Haydn et la voix ? Pour la plupart des mélomanes, le sujet se limite aux deux oratorios les plus connus, La Création et Les Saisons. Certains érudits vous parleront peut-être du Retour de Tobie, et les amateurs d’écriture polyphonique chérissent plusieurs de ses messes, qui atteignent des sommets en la matière. Mais les voix solistes y sont constamment intégrées dans la masse chorale, avec peu d’occasions de briller. Quant à ses opéras, malgre les tentatives méritoires d’Antal Dorati ou de Nikolaus Harnoncourt, aucun n’est parvenu à s’imposer au répertoire, et même les lecteurs les plus assidus de Forum Opéra auraient toutes les peines du monde à en siffloter un extrait.
Est-ce à dire que « Papa Haydn » n’avait pas la fibre dramatique, et que son génie n’ait trouvé comme champ d’expression que celui de la musique pure ? Ce raccourci est tentant, mais quiconque voudrait y succomber devrait découvrir cette Scena de Berenice, écrite par Haydn à la fin de son deuxième séjour londonien.
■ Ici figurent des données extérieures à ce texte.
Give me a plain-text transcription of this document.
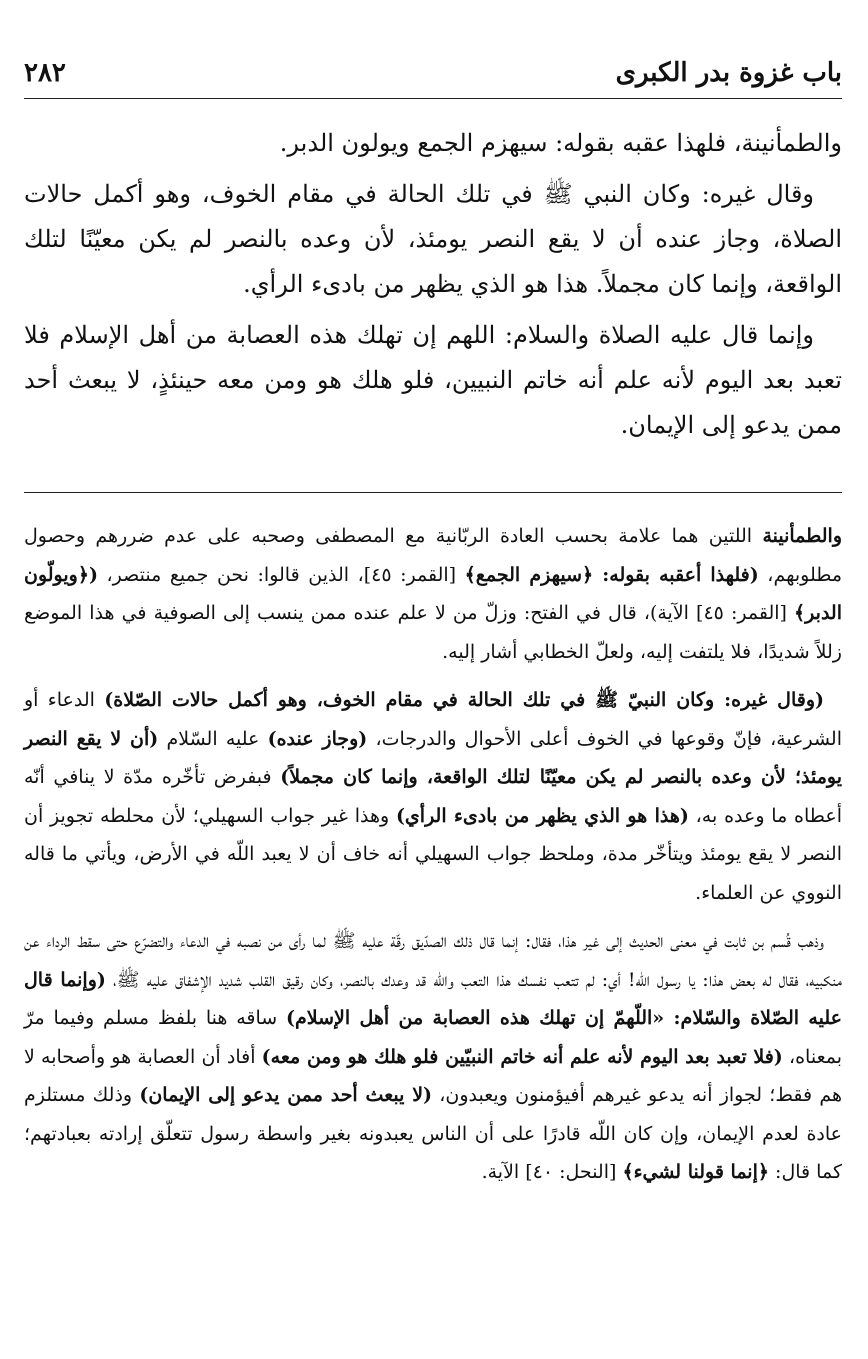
باب غزوة بدر الكبرى
٢٨٢

والطمأنينة، فلهذا عقبه بقوله: سيهزم الجمع ويولون الدبر.

وقال غيره: وكان النبي ﷺ في تلك الحالة في مقام الخوف، وهو أكمل حالات الصلاة، وجاز عنده أن لا يقع النصر يومئذ، لأن وعده بالنصر لم يكن معيّنًا لتلك الواقعة، وإنما كان مجملاً. هذا هو الذي يظهر من بادىء الرأي.

وإنما قال عليه الصلاة والسلام: اللهم إن تهلك هذه العصابة من أهل الإسلام فلا تعبد بعد اليوم لأنه علم أنه خاتم النبيين، فلو هلك هو ومن معه حينئذٍ، لا يبعث أحد ممن يدعو إلى الإيمان.

والطمأنينة اللتين هما علامة بحسب العادة الربّانية مع المصطفى وصحبه على عدم ضررهم وحصول مطلوبهم، (فلهذا أعقبه بقوله: ﴿سيهزم الجمع﴾ [القمر: ٤٥]، الذين قالوا: نحن جميع منتصر، (﴿ويولّون الدبر﴾ [القمر: ٤٥] الآية)، قال في الفتح: وزلّ من لا علم عنده ممن ينسب إلى الصوفية في هذا الموضع زللاً شديدًا، فلا يلتفت إليه، ولعلّ الخطابي أشار إليه.

(وقال غيره: وكان النبيّ ﷺ في تلك الحالة في مقام الخوف، وهو أكمل حالات الصّلاة) الدعاء أو الشرعية، فإنّ وقوعها في الخوف أعلى الأحوال والدرجات، (وجاز عنده) عليه السّلام (أن لا يقع النصر يومئذ؛ لأن وعده بالنصر لم يكن معيّنًا لتلك الواقعة، وإنما كان مجملاً) فبفرض تأخّره مدّة لا ينافي أنّه أعطاه ما وعده به، (هذا هو الذي يظهر من بادىء الرأي) وهذا غير جواب السهيلي؛ لأن محلطه تجويز أن النصر لا يقع يومئذ ويتأخّر مدة، وملحظ جواب السهيلي أنه خاف أن لا يعبد اللّه في الأرض، ويأتي ما قاله النووي عن العلماء.

وذهب قُسم بن ثابت في معنى الحديث إلى غير هذا، فقال: إنما قال ذلك الصدّيق رقّة عليه ﷺ لما رأى من نصبه في الدعاء والتضرّع حتى سقط الرداء عن منكبيه، فقال له بعض هذا: يا رسول اللّه! أي: لم تتعب نفسك هذا التعب واللّه قد وعدك بالنصر، وكان رقيق القلب شديد الإشفاق عليه ﷺ، (وإنما قال عليه الصّلاة والسّلام: «اللّهمّ إن تهلك هذه العصابة من أهل الإسلام) ساقه هنا بلفظ مسلم وفيما مرّ بمعناه، (فلا تعبد بعد اليوم لأنه علم أنه خاتم النبيّين فلو هلك هو ومن معه) أفاد أن العصابة هو وأصحابه لا هم فقط؛ لجواز أنه يدعو غيرهم أفيؤمنون ويعبدون، (لا يبعث أحد ممن يدعو إلى الإيمان) وذلك مستلزم عادة لعدم الإيمان، وإن كان اللّه قادرًا على أن الناس يعبدونه بغير واسطة رسول تتعلّق إرادته بعبادتهم؛ كما قال: ﴿إنما قولنا لشيء﴾ [النحل: ٤٠] الآية.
Créée au même concert que la Symphonie 104, pensée pour le glorieux gosier de la soprano italienne Brigida Bandi, elle révèle un tempérament explosif. Les sentiments du personnage sont traduits avec une vérité qui approche la sauvagerie. L’attention prêtée au mot est digne du Mozart de Don Giovanni, et il n’est jusqu’à la forme (alternance récitatifs-airs-arioso) qui ait retenu toute l’attention du compositeur, lequel renouvelle entièrement le genre de l’air de concert.
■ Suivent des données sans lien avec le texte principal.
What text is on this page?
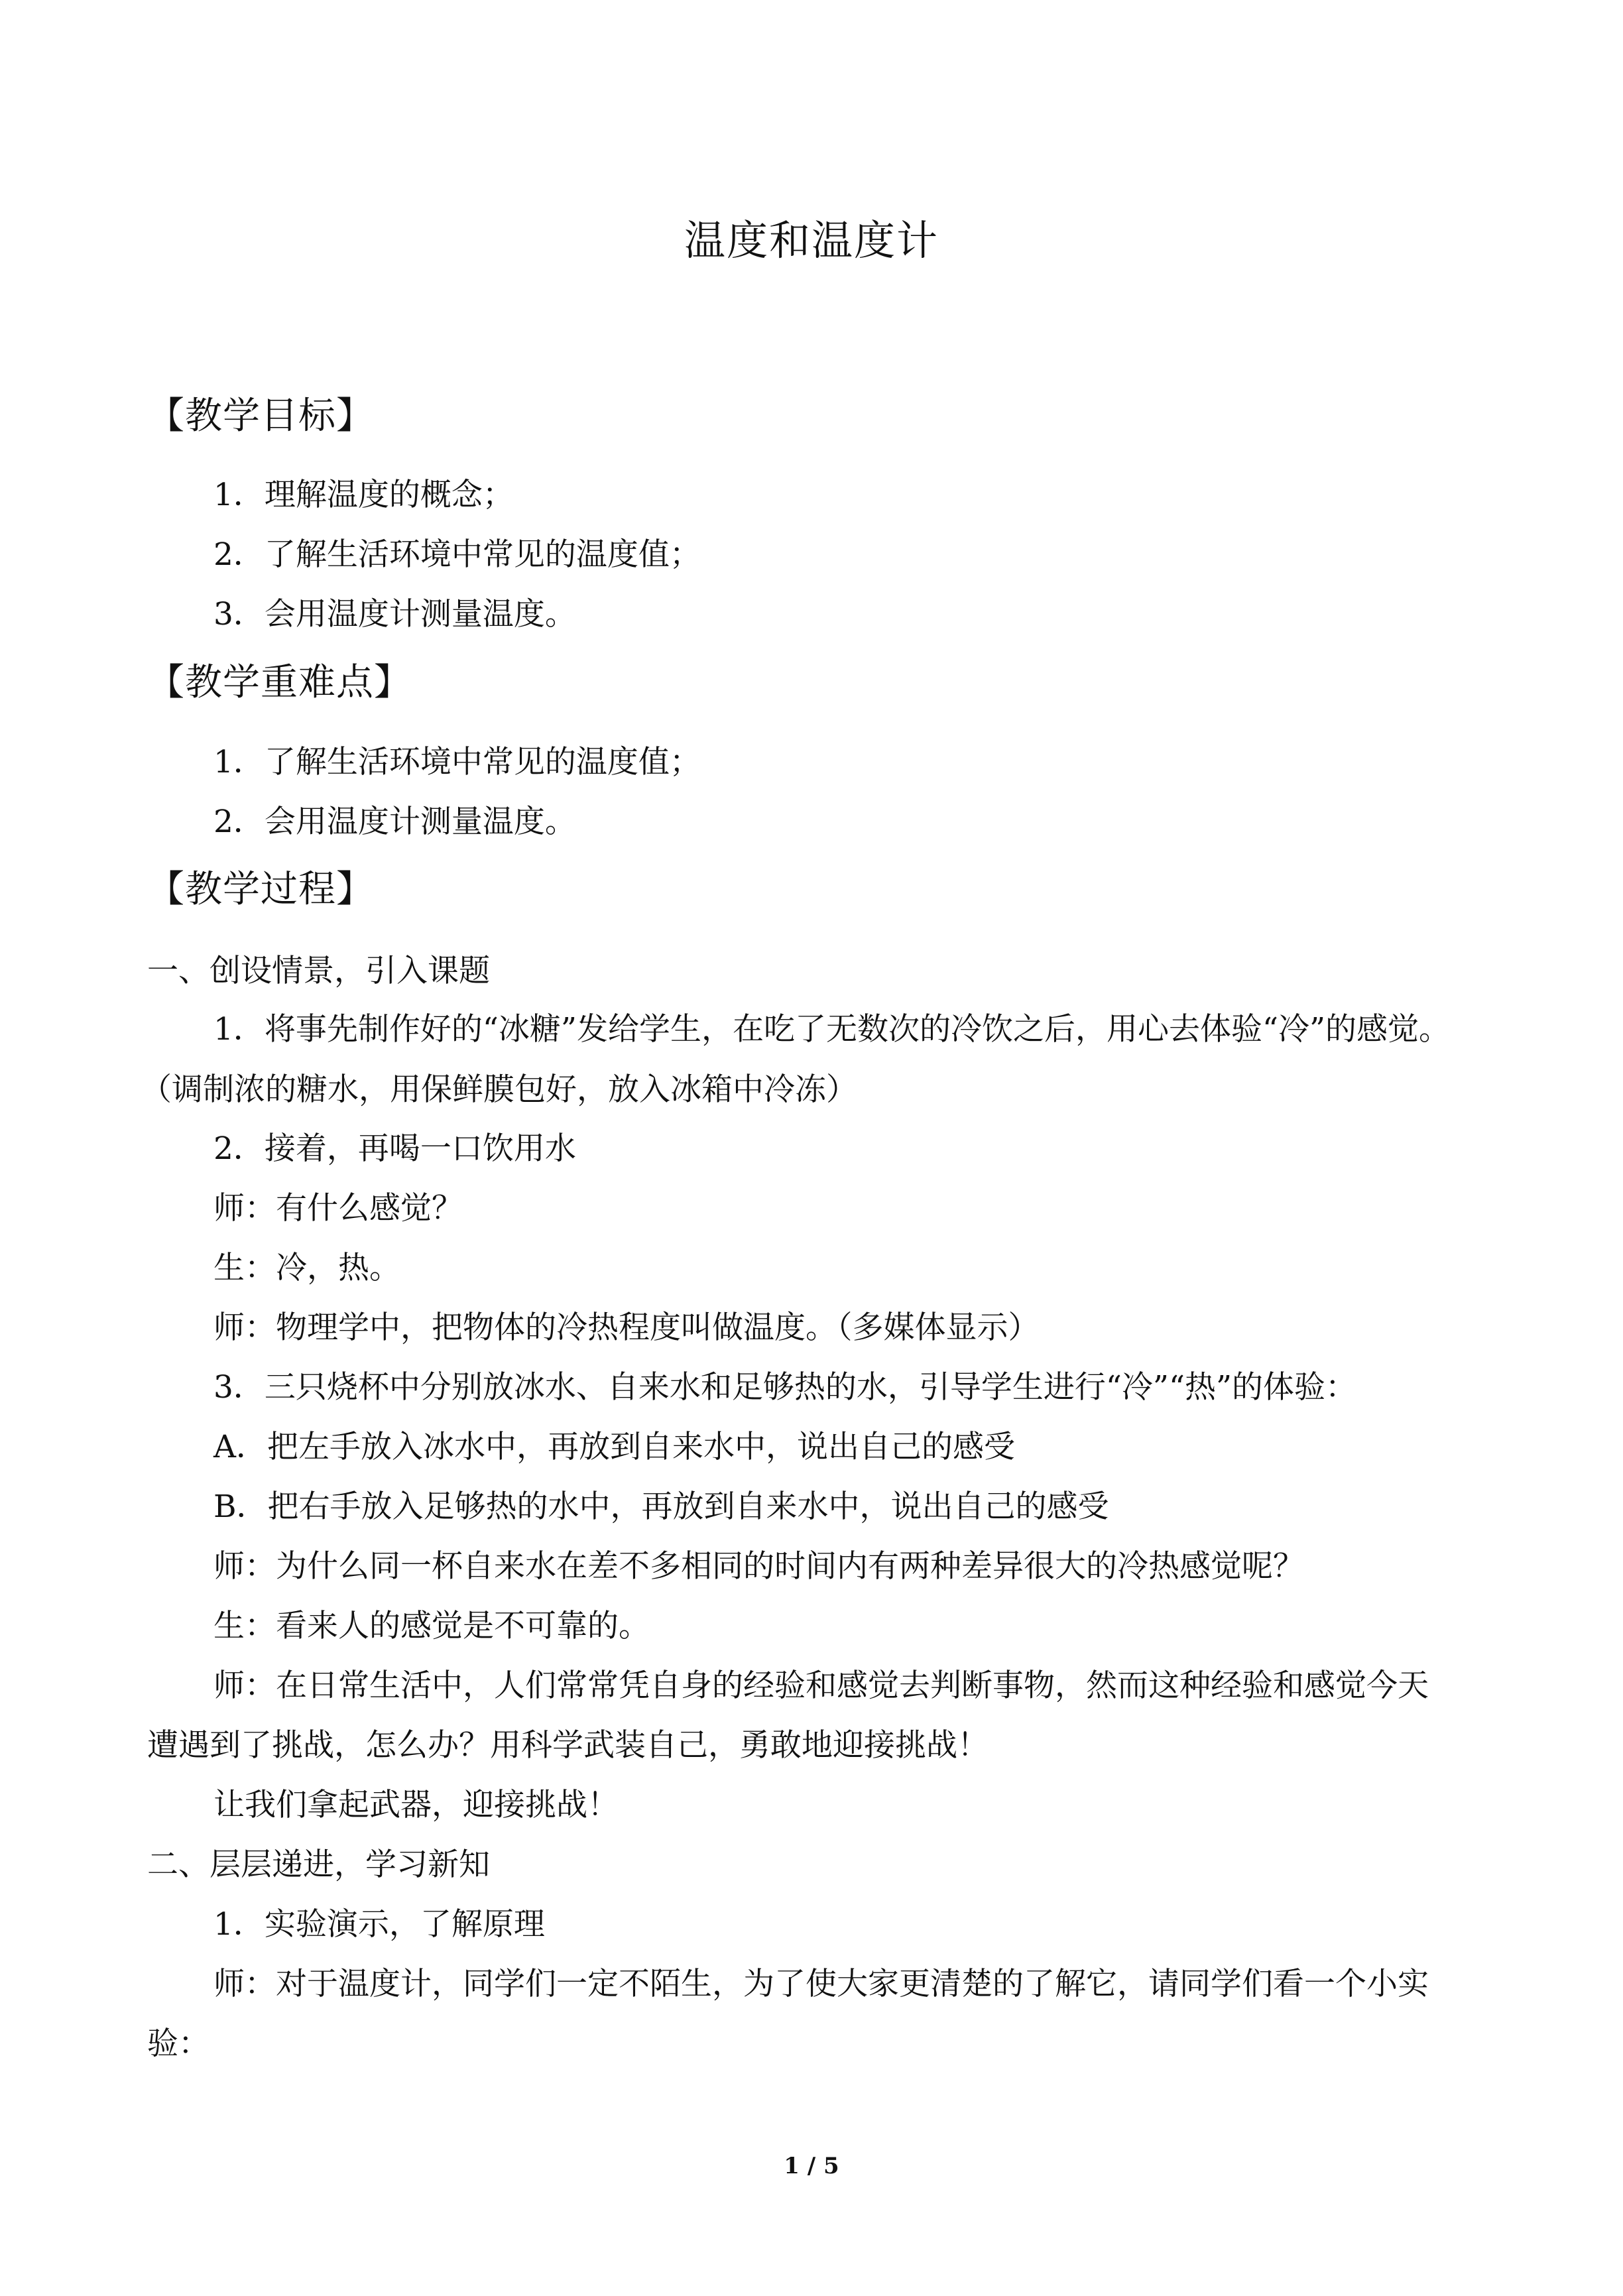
温度和温度计
【教学目标】
1．理解温度的概念；
2．了解生活环境中常见的温度值；
3．会用温度计测量温度。
【教学重难点】
1．了解生活环境中常见的温度值；
2．会用温度计测量温度。
【教学过程】
一、创设情景，引入课题
1．将事先制作好的“冰糖”发给学生，在吃了无数次的冷饮之后，用心去体验“冷”的感觉。
（调制浓的糖水，用保鲜膜包好，放入冰箱中冷冻）
2．接着，再喝一口饮用水
师：有什么感觉？
生：冷，热。
师：物理学中，把物体的冷热程度叫做温度。（多媒体显示）
3．三只烧杯中分别放冰水、自来水和足够热的水，引导学生进行“冷”“热”的体验：
A．把左手放入冰水中，再放到自来水中，说出自己的感受
B．把右手放入足够热的水中，再放到自来水中，说出自己的感受
师：为什么同一杯自来水在差不多相同的时间内有两种差异很大的冷热感觉呢？
生：看来人的感觉是不可靠的。
师：在日常生活中，人们常常凭自身的经验和感觉去判断事物，然而这种经验和感觉今天
遭遇到了挑战，怎么办？用科学武装自己，勇敢地迎接挑战！
让我们拿起武器，迎接挑战！
二、层层递进，学习新知
1．实验演示，了解原理
师：对于温度计，同学们一定不陌生，为了使大家更清楚的了解它，请同学们看一个小实
验：
1 / 5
Cette petite cantate a reçu les attentions des plus illustres chanteuses. Cecilia Bartoli, Bernarda Fink ou Anja Harteros pour ne citer que les plus récentes. Sandrine Piau ne craint pas de mettre ses pas dans ceux de ses devancières, et empoigne les 12 minutes de musique avec une conviction qui fait mouche. Son profil vocal, à ce stade de sa carrière, est celui qui convient idéalement à ce type de musique. Un timbre acéré, fin comme la pointe d’une aiguille au moment d’attaquer la note, qui lui permet d’assurer une justesse imparable, qu’elle fait ensuite grandir jusqu’a éclater comme un fruit mûr lorsque le son doit être tenu plus longtemps. Dès lors, le chant se colore avec une palette d’une infinie diversité. Si l’on ajoute à cet instrument idéal une intelligence du texte et une diction exemplaires, ainsi qu’une incarnation qui fait sauter toutes les conventions pour nous tranporter au milieu d’une scène d’opera, on comprendra qu’on tient là une quintessence de chant classique.
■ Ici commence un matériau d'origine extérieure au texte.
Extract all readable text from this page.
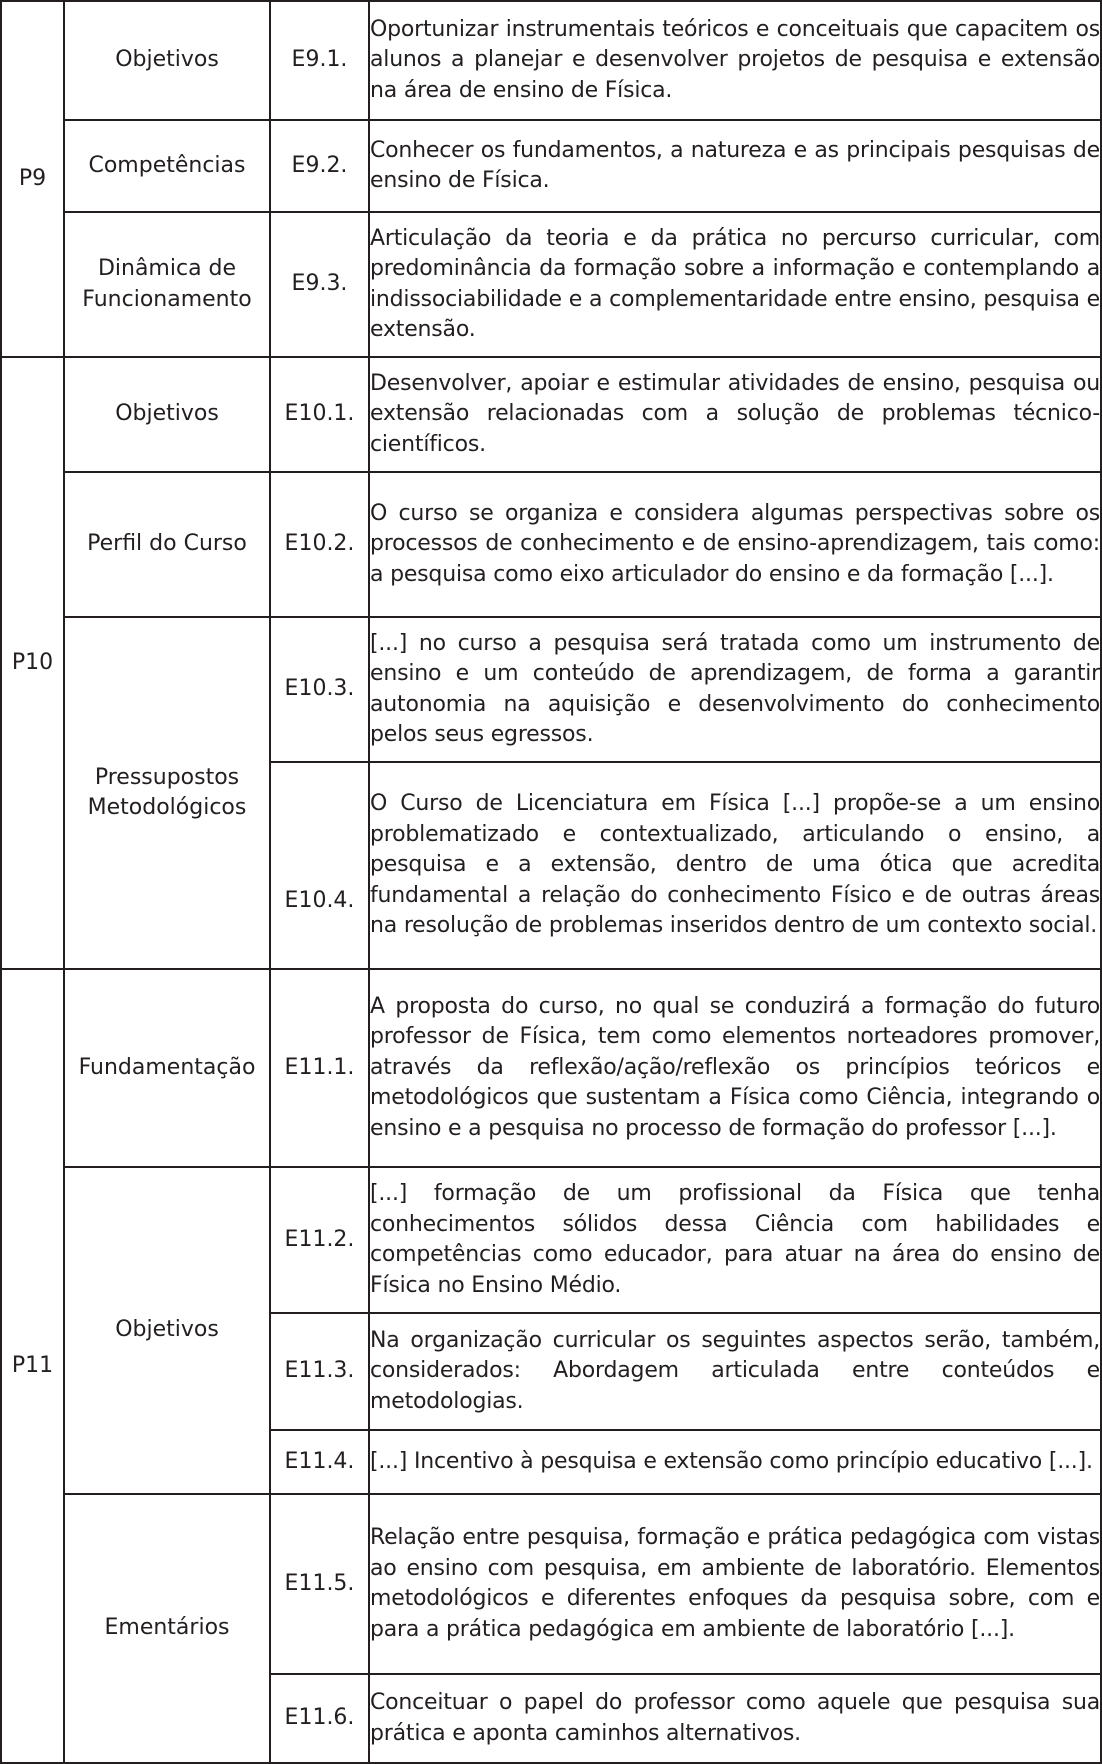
P9	Objetivos	E9.1.	Oportunizar instrumentais teóricos e conceituais que capacitem os alunos a planejar e desenvolver projetos de pesquisa e extensão na área de ensino de Física.
	Competências	E9.2.	Conhecer os fundamentos, a natureza e as principais pesquisas de ensino de Física.
	Dinâmica de Funcionamento	E9.3.	Articulação da teoria e da prática no percurso curricular, com predominância da formação sobre a informação e contemplando a indissociabilidade e a complementaridade entre ensino, pesquisa e extensão.
P10	Objetivos	E10.1.	Desenvolver, apoiar e estimular atividades de ensino, pesquisa ou extensão relacionadas com a solução de problemas técnico-científicos.
	Perfil do Curso	E10.2.	O curso se organiza e considera algumas perspectivas sobre os processos de conhecimento e de ensino-aprendizagem, tais como: a pesquisa como eixo articulador do ensino e da formação [...].
	Pressupostos Metodológicos	E10.3.	[...] no curso a pesquisa será tratada como um instrumento de ensino e um conteúdo de aprendizagem, de forma a garantir autonomia na aquisição e desenvolvimento do conhecimento pelos seus egressos.
		E10.4.	O Curso de Licenciatura em Física [...] propõe-se a um ensino problematizado e contextualizado, articulando o ensino, a pesquisa e a extensão, dentro de uma ótica que acredita fundamental a relação do conhecimento Físico e de outras áreas na resolução de problemas inseridos dentro de um contexto social.
P11	Fundamentação	E11.1.	A proposta do curso, no qual se conduzirá a formação do futuro professor de Física, tem como elementos norteadores promover, através da reflexão/ação/reflexão os princípios teóricos e metodológicos que sustentam a Física como Ciência, integrando o ensino e a pesquisa no processo de formação do professor [...].
	Objetivos	E11.2.	[...] formação de um profissional da Física que tenha conhecimentos sólidos dessa Ciência com habilidades e competências como educador, para atuar na área do ensino de Física no Ensino Médio.
		E11.3.	Na organização curricular os seguintes aspectos serão, também, considerados: Abordagem articulada entre conteúdos e metodologias.
		E11.4.	[...] Incentivo à pesquisa e extensão como princípio educativo [...].
	Ementários	E11.5.	Relação entre pesquisa, formação e prática pedagógica com vistas ao ensino com pesquisa, em ambiente de laboratório. Elementos metodológicos e diferentes enfoques da pesquisa sobre, com e para a prática pedagógica em ambiente de laboratório [...].
		E11.6.	Conceituar o papel do professor como aquele que pesquisa sua prática e aponta caminhos alternativos.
L’accompagnement de Giovanni Antonini et de son Giardino Armonico est pour beaucoup dans cette réussite. Sa nervosité, son art de relancer sans cesse le discours et la variété des coloris instrumentaux aident la chanteuse à maintenir l’incandescence. Ces qualités se confirment dans les trois symphonies qui figurent au programme du disque : les 15e, 35e et 45e (dite « des Adieux »). Loin de l’image d’un Haydn plan-plan, Antonini varie les accents, fouette les tempi, fouille les plans sonores avec une curiosité inépuisable. Une lecture baroqueuse, au plein sens du terme, avec un goût du détail et de l’expérience qui rafraîchissent dans un répertoire que certains ont traité avec trop de distance. Haydn en sort parfois secoué, mais revigoré. Tout au plus déplorera-t-on que les instrumentistes soient parfois un peu courts lorsqu’il s’agit de faire chanter les lignes, comme dans l’adagio des Adieux. Mais ce ne sont là que vétilles dans un panorama globalement splendide, qui est à écouter d’urgence pour ceux, et ils sont encore nombreux, qui pensent que Haydn n’a plus grand chose à nous dire aujourd’hui.